Abstract

The cache hierarchy and the Network-on-Chip (NoC) are two key components of chip multiprocessors (CMPs). Most of NoC traffic is due to messages exchanged by the caches according to the coherence protocol. The amount of traffic, the percentage of short and long messages and the traffic pattern in general depend on the cache geometry and the coherence protocol. NoC architecture and the cache hierarchy are indeed tightly coupled, and these two components should be designed and evaluated together to study how varying one’s design affects the other one’s performance. Furthermore, each component should adjust to match the requirements and exploit the performance of the other one, and vice versa. Usually, messages belonging to different classes are sent through different virtual networks or through NoCs with different bandwidth, thus separating short and long messages.

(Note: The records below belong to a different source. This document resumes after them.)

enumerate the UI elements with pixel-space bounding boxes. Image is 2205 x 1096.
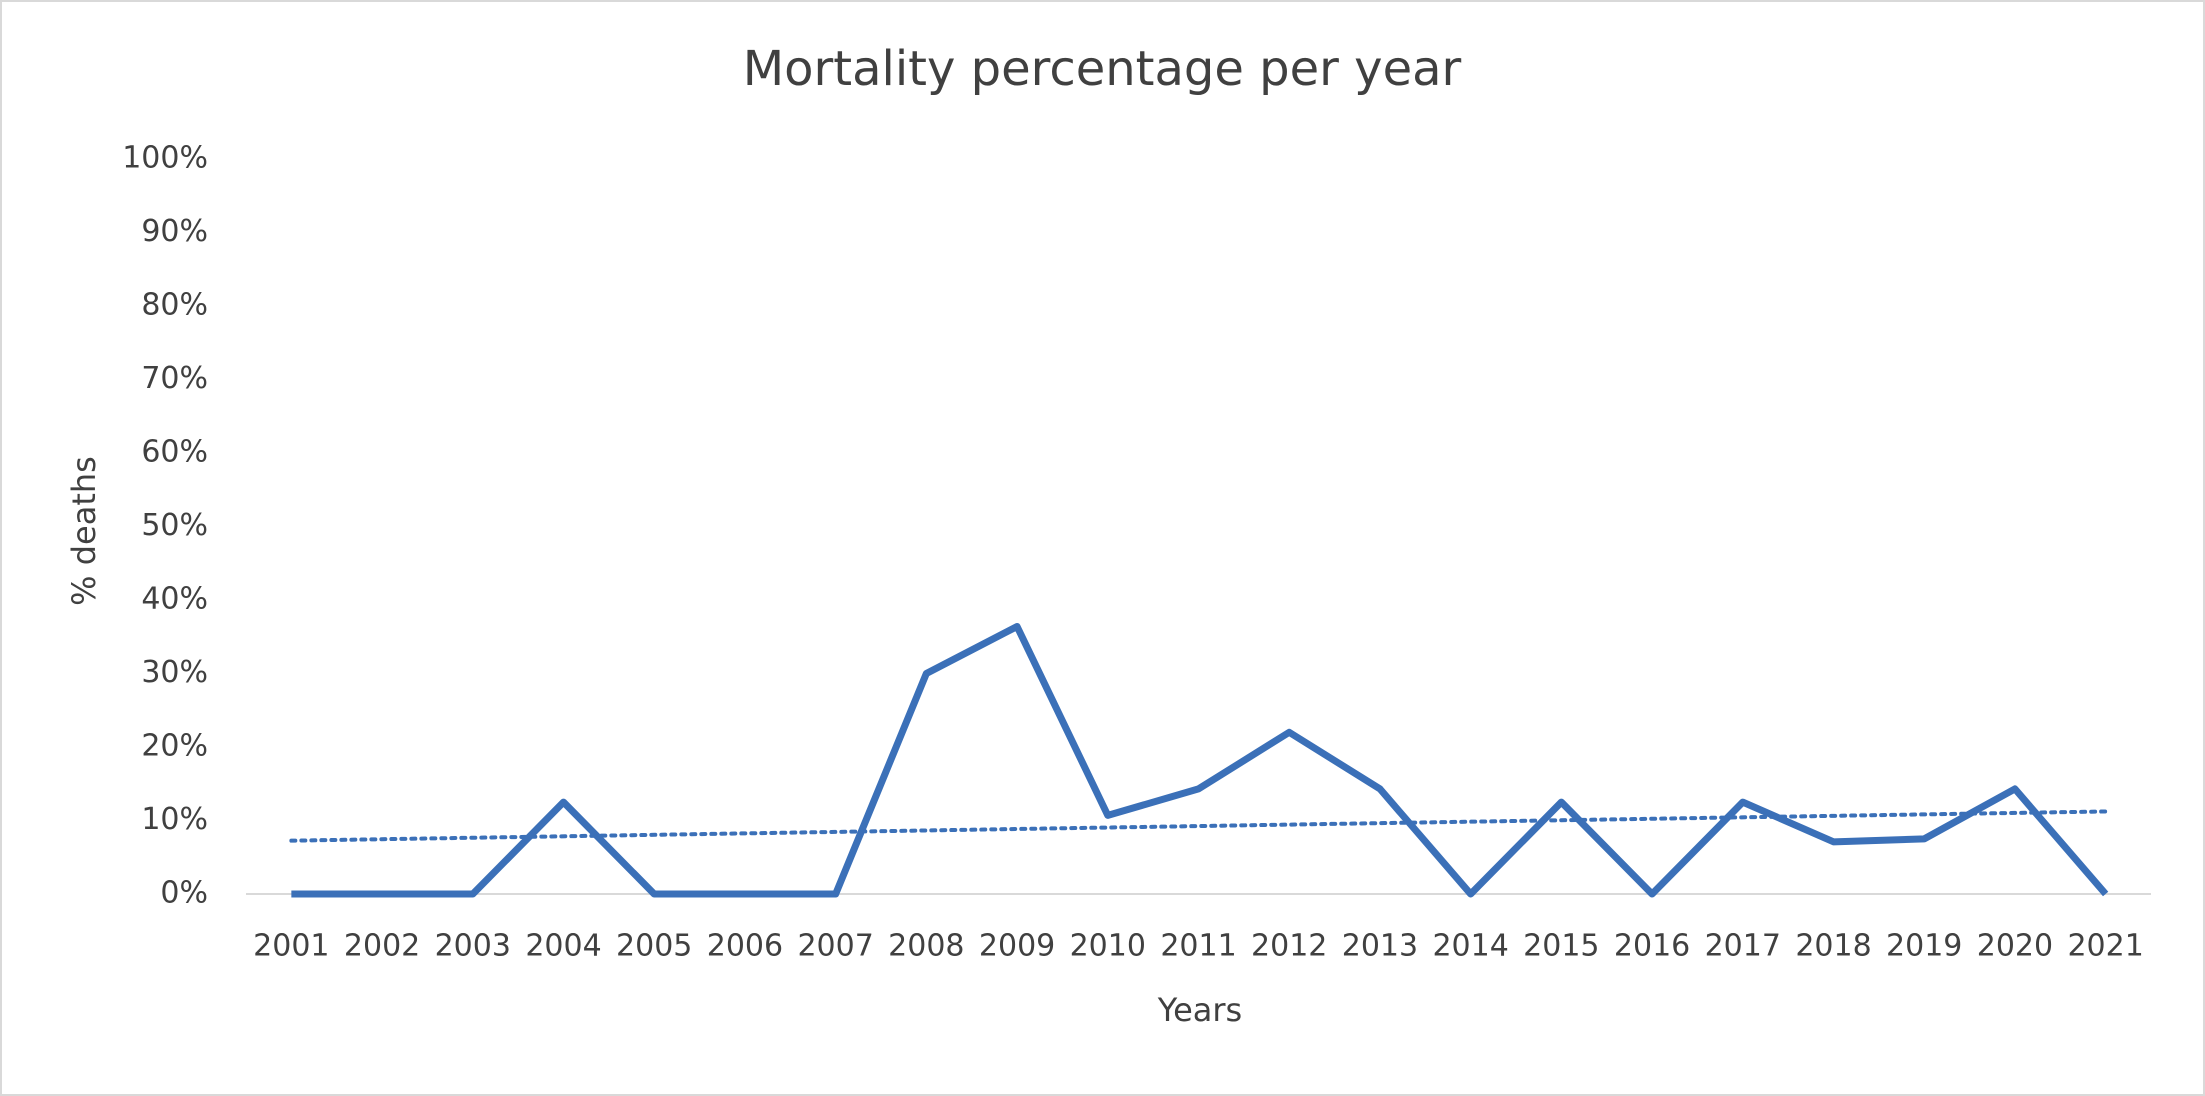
x-tick-label: 2004 bbox=[525, 929, 601, 964]
x-axis-label: Years bbox=[1157, 991, 1242, 1029]
x-tick-label: 2006 bbox=[707, 929, 783, 964]
data-line bbox=[291, 622, 2109, 898]
x-tick-label: 2008 bbox=[888, 929, 964, 964]
x-tick-label: 2016 bbox=[1614, 929, 1690, 964]
y-tick-label: 90% bbox=[141, 214, 208, 249]
x-tick-label: 2001 bbox=[253, 929, 329, 964]
y-tick-label: 100% bbox=[122, 141, 208, 176]
x-tick-label: 2010 bbox=[1070, 929, 1146, 964]
y-tick-label: 10% bbox=[141, 802, 208, 837]
y-tick-label: 70% bbox=[141, 361, 208, 396]
y-tick-label: 60% bbox=[141, 435, 208, 470]
x-tick-label: 2021 bbox=[2067, 929, 2143, 964]
x-tick-label: 2012 bbox=[1251, 929, 1327, 964]
x-tick-label: 2017 bbox=[1705, 929, 1781, 964]
x-tick-label: 2002 bbox=[344, 929, 420, 964]
y-tick-label: 50% bbox=[141, 508, 208, 543]
x-tick-label: 2015 bbox=[1523, 929, 1599, 964]
x-tick-label: 2014 bbox=[1432, 929, 1508, 964]
y-tick-label: 40% bbox=[141, 582, 208, 617]
y-tick-label: 20% bbox=[141, 729, 208, 764]
y-tick-label: 80% bbox=[141, 288, 208, 323]
x-tick-label: 2018 bbox=[1795, 929, 1871, 964]
x-tick-label: 2013 bbox=[1342, 929, 1418, 964]
chart-title: Mortality percentage per year bbox=[743, 41, 1462, 97]
x-tick-label: 2003 bbox=[435, 929, 511, 964]
x-tick-label: 2011 bbox=[1160, 929, 1236, 964]
x-tick-label: 2020 bbox=[1977, 929, 2053, 964]
y-axis-label: % deaths bbox=[65, 456, 103, 606]
y-tick-label: 0% bbox=[160, 876, 208, 911]
y-tick-label: 30% bbox=[141, 655, 208, 690]
x-tick-label: 2007 bbox=[797, 929, 873, 964]
x-tick-label: 2009 bbox=[979, 929, 1055, 964]
x-tick-label: 2019 bbox=[1886, 929, 1962, 964]
x-tick-label: 2005 bbox=[616, 929, 692, 964]
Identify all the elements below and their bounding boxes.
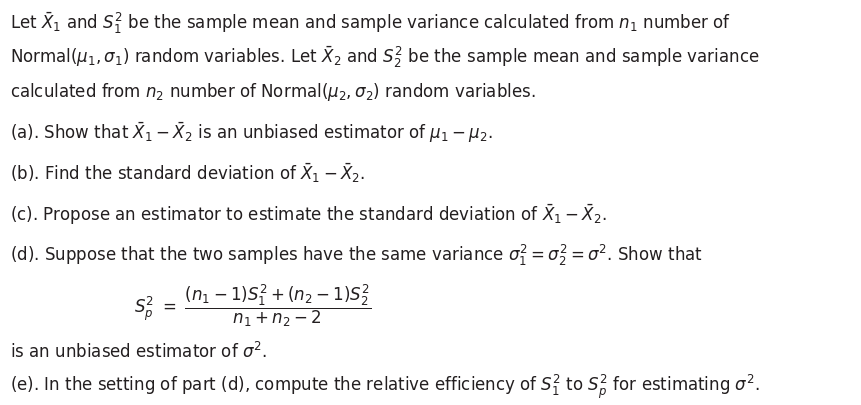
Text: Let $\bar{X}_1$ and $S_1^2$ be the sample mean and sample variance calculated fr: Let $\bar{X}_1$ and $S_1^2$ be the sampl… (10, 11, 731, 36)
Text: (b). Find the standard deviation of $\bar{X}_1 - \bar{X}_2$.: (b). Find the standard deviation of $\ba… (10, 162, 365, 185)
Text: (c). Propose an estimator to estimate the standard deviation of $\bar{X}_1 - \ba: (c). Propose an estimator to estimate th… (10, 202, 606, 226)
Text: (a). Show that $\bar{X}_1 - \bar{X}_2$ is an unbiased estimator of $\mu_1 - \mu_: (a). Show that $\bar{X}_1 - \bar{X}_2$ i… (10, 121, 492, 145)
Text: is an unbiased estimator of $\sigma^2$.: is an unbiased estimator of $\sigma^2$. (10, 341, 267, 362)
Text: (d). Suppose that the two samples have the same variance $\sigma_1^2 = \sigma_2^: (d). Suppose that the two samples have t… (10, 242, 703, 267)
Text: $S_p^2 \ = \ \dfrac{(n_1-1)S_1^2+(n_2-1)S_2^2}{n_1+n_2-2}$: $S_p^2 \ = \ \dfrac{(n_1-1)S_1^2+(n_2-1)… (133, 282, 371, 328)
Text: calculated from $n_2$ number of Normal$(\mu_2,\sigma_2)$ random variables.: calculated from $n_2$ number of Normal$(… (10, 81, 536, 102)
Text: (e). In the setting of part (d), compute the relative efficiency of $S_1^2$ to $: (e). In the setting of part (d), compute… (10, 371, 759, 400)
Text: Normal$(\mu_1,\sigma_1)$ random variables. Let $\bar{X}_2$ and $S_2^2$ be the sa: Normal$(\mu_1,\sigma_1)$ random variable… (10, 45, 759, 70)
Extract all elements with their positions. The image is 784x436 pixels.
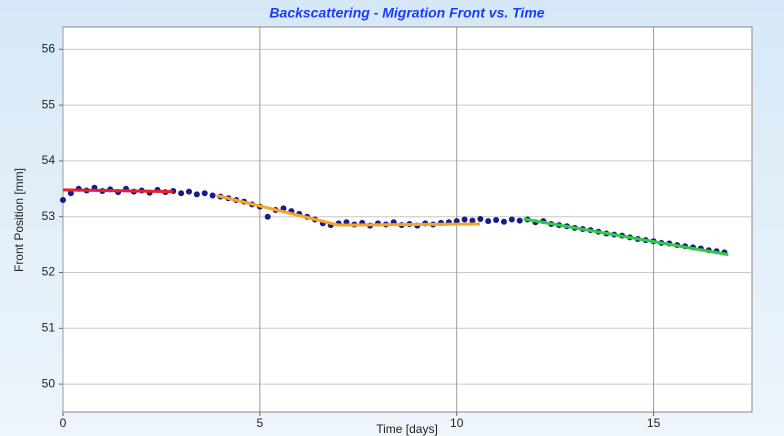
chart-title: Backscattering - Migration Front vs. Tim…: [269, 5, 544, 21]
y-tick-label: 53: [42, 209, 56, 223]
data-point: [477, 215, 484, 222]
x-tick-label: 10: [450, 416, 464, 430]
data-point: [493, 217, 500, 224]
data-point: [185, 188, 192, 195]
y-tick-label: 56: [42, 41, 56, 55]
data-point: [193, 191, 200, 198]
data-point: [264, 213, 271, 220]
data-point: [209, 192, 216, 199]
y-tick-label: 52: [42, 265, 56, 279]
data-point: [516, 217, 523, 224]
x-tick-label: 0: [60, 416, 67, 430]
fit-line: [62, 188, 174, 194]
data-point: [500, 218, 507, 225]
data-point: [485, 218, 492, 225]
x-tick-label: 15: [647, 416, 661, 430]
y-tick-label: 54: [42, 153, 56, 167]
fit-line: [216, 194, 481, 227]
data-point: [60, 196, 66, 203]
y-tick-label: 51: [42, 320, 56, 334]
x-tick-label: 5: [257, 416, 264, 430]
data-point: [178, 190, 185, 197]
data-point: [508, 216, 515, 223]
data-point: [461, 216, 468, 223]
fit-line: [523, 217, 729, 257]
plot-area: [62, 26, 753, 413]
y-tick-label: 50: [42, 376, 56, 390]
data-point: [67, 190, 74, 197]
data-point: [469, 217, 476, 224]
y-axis-label: Front Position [mm]: [12, 168, 26, 272]
x-axis-label: Time [days]: [376, 422, 438, 436]
data-point: [201, 190, 208, 197]
y-tick-label: 55: [42, 97, 56, 111]
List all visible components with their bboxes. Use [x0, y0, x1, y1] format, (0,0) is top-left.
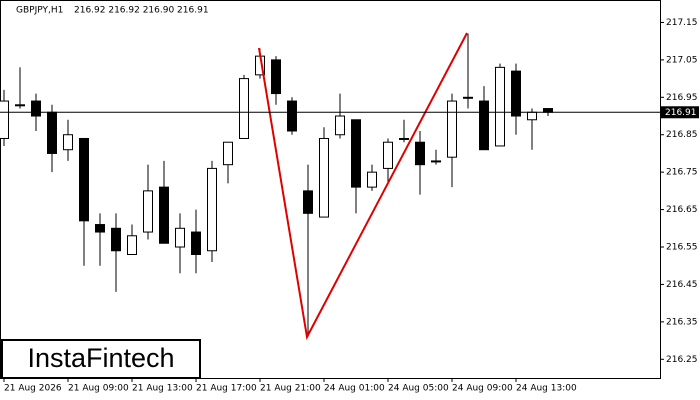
- body: [383, 141, 393, 169]
- body: [367, 171, 377, 188]
- x-tick-label: 24 Aug 13:00: [516, 384, 577, 394]
- pattern-line: [258, 32, 468, 341]
- quote: 216.92 216.92 216.90 216.91: [74, 6, 209, 16]
- body: [431, 160, 441, 163]
- body: [127, 235, 137, 255]
- body: [527, 111, 537, 121]
- y-tick-label: 216.75: [666, 168, 698, 178]
- body: [31, 100, 41, 117]
- current-price-box: [661, 106, 699, 119]
- x-tick-label: 21 Aug 17:00: [196, 384, 257, 394]
- body: [0, 100, 9, 139]
- body: [479, 100, 489, 151]
- x-tick-label: 21 Aug 21:00: [260, 384, 321, 394]
- body: [351, 119, 361, 188]
- y-tick-label: 216.45: [666, 280, 698, 290]
- x-tick-label: 21 Aug 09:00: [68, 384, 129, 394]
- body: [111, 227, 121, 252]
- body: [15, 104, 25, 107]
- body: [175, 227, 185, 248]
- y-tick-label: 217.05: [666, 55, 698, 65]
- x-tick-label: 21 Aug 2026: [4, 384, 62, 394]
- y-tick-label: 216.65: [666, 205, 698, 215]
- body: [495, 66, 505, 147]
- body: [207, 167, 217, 252]
- body: [79, 137, 89, 222]
- y-tick-label: 216.95: [666, 93, 698, 103]
- body: [447, 100, 457, 158]
- body: [303, 190, 313, 214]
- x-tick-label: 24 Aug 01:00: [324, 384, 385, 394]
- body: [143, 190, 153, 233]
- body: [239, 78, 249, 139]
- body: [223, 141, 233, 166]
- body: [543, 108, 553, 113]
- current-price-label: 216.91: [665, 108, 697, 118]
- y-tick-label: 216.35: [666, 317, 698, 327]
- watermark: InstaFintech: [27, 343, 174, 373]
- body: [95, 224, 105, 233]
- y-tick-label: 216.25: [666, 355, 698, 365]
- body: [159, 186, 169, 244]
- body: [335, 115, 345, 136]
- body: [271, 59, 281, 95]
- plot-frame: [0, 0, 661, 379]
- watermark-box: [1, 339, 201, 379]
- x-tick-label: 21 Aug 13:00: [132, 384, 193, 394]
- body: [319, 137, 329, 218]
- candles: [0, 33, 553, 337]
- x-tick-label: 24 Aug 09:00: [452, 384, 513, 394]
- y-tick-label: 216.85: [666, 130, 698, 140]
- body: [399, 137, 409, 140]
- body: [63, 134, 73, 151]
- body: [511, 70, 521, 117]
- body: [287, 100, 297, 132]
- x-tick-label: 24 Aug 05:00: [388, 384, 449, 394]
- y-tick-label: 216.55: [666, 243, 698, 253]
- y-tick-label: 217.15: [666, 18, 698, 28]
- body: [191, 231, 201, 255]
- body: [47, 111, 57, 154]
- chart-title: GBPJPY,H1: [16, 6, 63, 16]
- body: [415, 141, 425, 166]
- body: [463, 96, 473, 99]
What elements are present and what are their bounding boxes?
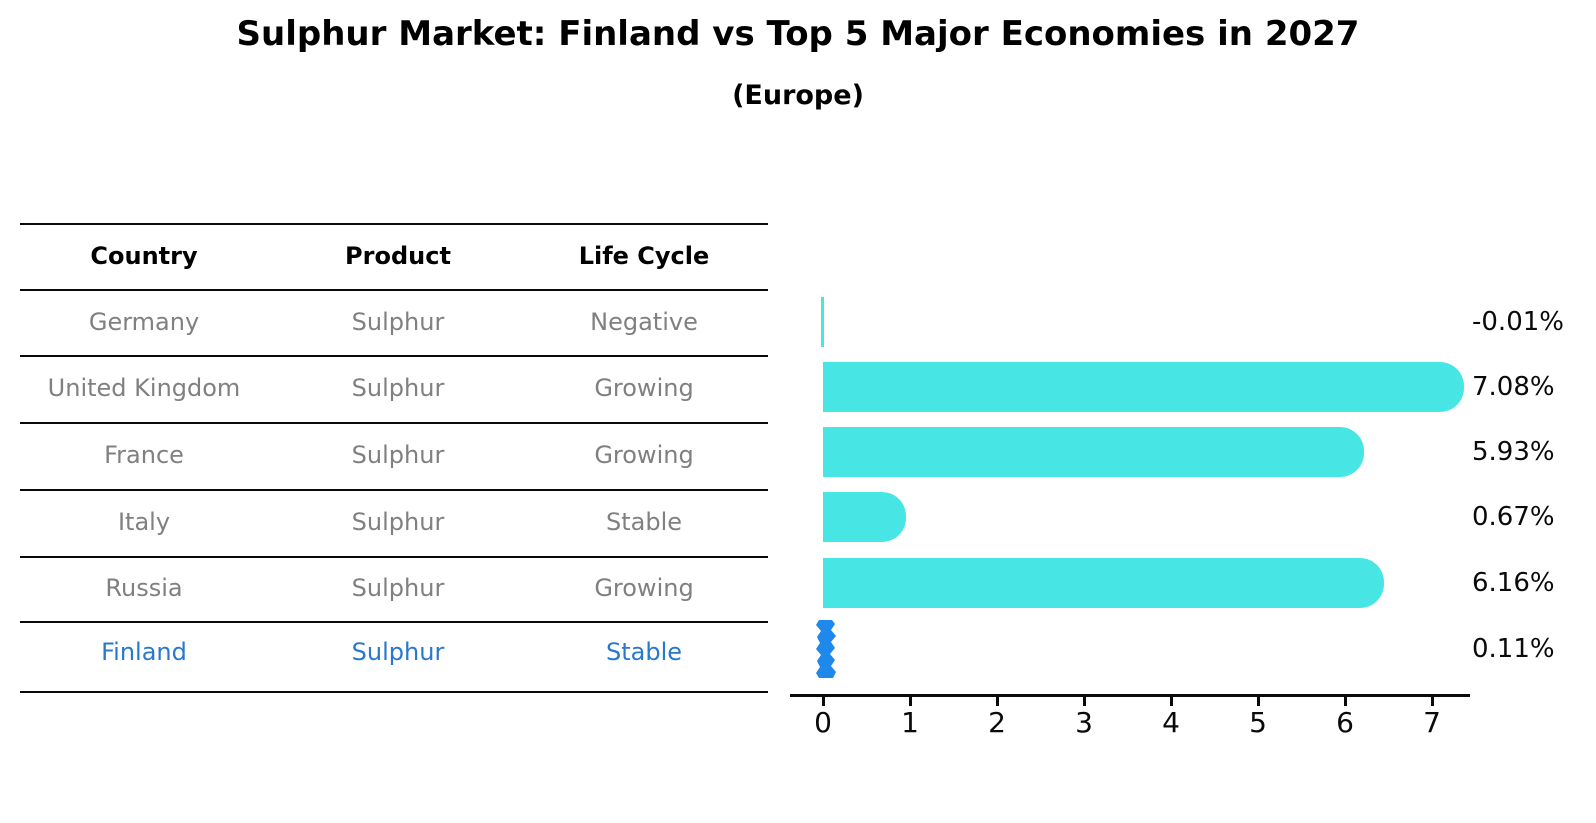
bar (823, 362, 1464, 412)
bar-value-label: 7.08% (1472, 372, 1555, 402)
table-cell-country: Italy (117, 508, 171, 536)
x-tick-mark (1343, 697, 1347, 706)
table-cell-life_cycle: Growing (594, 441, 694, 469)
x-axis-line (790, 694, 1470, 697)
highlight-bar (816, 620, 836, 678)
x-tick-label: 4 (1162, 706, 1180, 739)
table-cell-product: Sulphur (351, 308, 445, 336)
table-divider-line (20, 355, 768, 357)
x-tick-mark (908, 697, 912, 706)
table-cell-life_cycle: Stable (605, 508, 683, 536)
table-header-product: Product (345, 242, 451, 270)
chart-subtitle: (Europe) (732, 80, 864, 111)
table-divider-line (20, 223, 768, 225)
x-tick-mark (1169, 697, 1173, 706)
table-divider-line (20, 489, 768, 491)
table-cell-life_cycle: Negative (590, 308, 698, 336)
bar (823, 492, 906, 542)
table-cell-product: Sulphur (351, 508, 445, 536)
bar-value-label: 0.11% (1472, 634, 1555, 664)
table-cell-country: Russia (105, 574, 183, 602)
x-tick-label: 5 (1249, 706, 1267, 739)
x-tick-mark (1082, 697, 1086, 706)
x-tick-label: 3 (1075, 706, 1093, 739)
table-cell-life_cycle: Growing (594, 374, 694, 402)
table-cell-country: France (104, 441, 184, 469)
bar (823, 427, 1364, 477)
table-cell-country: Germany (88, 308, 200, 336)
table-header-life-cycle: Life Cycle (578, 242, 710, 270)
bar (821, 297, 824, 347)
table-divider-line (20, 289, 768, 291)
table-cell-product: Sulphur (351, 574, 445, 602)
x-tick-mark (821, 697, 825, 706)
table-header-country: Country (90, 242, 198, 270)
x-tick-label: 6 (1336, 706, 1354, 739)
x-tick-label: 2 (988, 706, 1006, 739)
table-cell-country: United Kingdom (47, 374, 241, 402)
x-tick-mark (995, 697, 999, 706)
bar-value-label: 0.67% (1472, 502, 1555, 532)
table-divider-line (20, 556, 768, 558)
x-tick-mark (1430, 697, 1434, 706)
bar-value-label: 5.93% (1472, 437, 1555, 467)
x-tick-label: 7 (1423, 706, 1441, 739)
x-tick-label: 1 (901, 706, 919, 739)
table-cell-product: Sulphur (351, 374, 445, 402)
table-cell-life_cycle: Stable (605, 638, 683, 666)
table-divider-line (20, 422, 768, 424)
chart-title: Sulphur Market: Finland vs Top 5 Major E… (236, 14, 1360, 54)
x-tick-mark (1256, 697, 1260, 706)
x-tick-label: 0 (814, 706, 832, 739)
table-cell-product: Sulphur (351, 441, 445, 469)
bar-value-label: -0.01% (1472, 307, 1564, 337)
table-cell-life_cycle: Growing (594, 574, 694, 602)
bar (823, 558, 1384, 608)
table-divider-line (20, 691, 768, 693)
bar-value-label: 6.16% (1472, 568, 1555, 598)
table-divider-line (20, 621, 768, 623)
table-cell-product: Sulphur (351, 638, 445, 666)
table-cell-country: Finland (101, 638, 187, 666)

However, other classification of the messages can be done, depending on the type of information they provide: some messages, like data requests, need fields to store information (block address, type of request, etc.); other messages, like acknowledgement messages (ACKs), do not need to specify any information except for the destination node. This second class of messages do no require high NoC bandwidth: latency is far more important, since the destination node is typically blocked waiting for their reception. In this thesis we propose a dedicated network which is able to transmit this second class of messages; the dedicated network is lightweight and fast, and is able to deliver ACKs in a few clock cycles. By reducing ACKs latency and the NoC traffic, it is possible to:

- speed-up the invalidation phase during write requests in a system which employs a directory-based coherence protocol
- improve the performance of a broadcast-based coherence protocol, reaching performance which is comparable to that of a directory-based protocol but without the additional area overhead due to the directory
- implement an efficient and dynamic mapping of cache blocks to the last-level cache banks, aiming to map blocks as close as possible to the cores which use them

The final goal is to obtain a co-design of the NoC and the cache hierarchy which minimizes the scalability problems due to coherence protocols. In this thesis we explore the different design alternatives for fast network delivery and coherence protocol opportunities. The best mechanisms, combined on a final system, allow for a truly dynamic
and customizable architecture in an environment with multiple applications demanding partitioning of resources.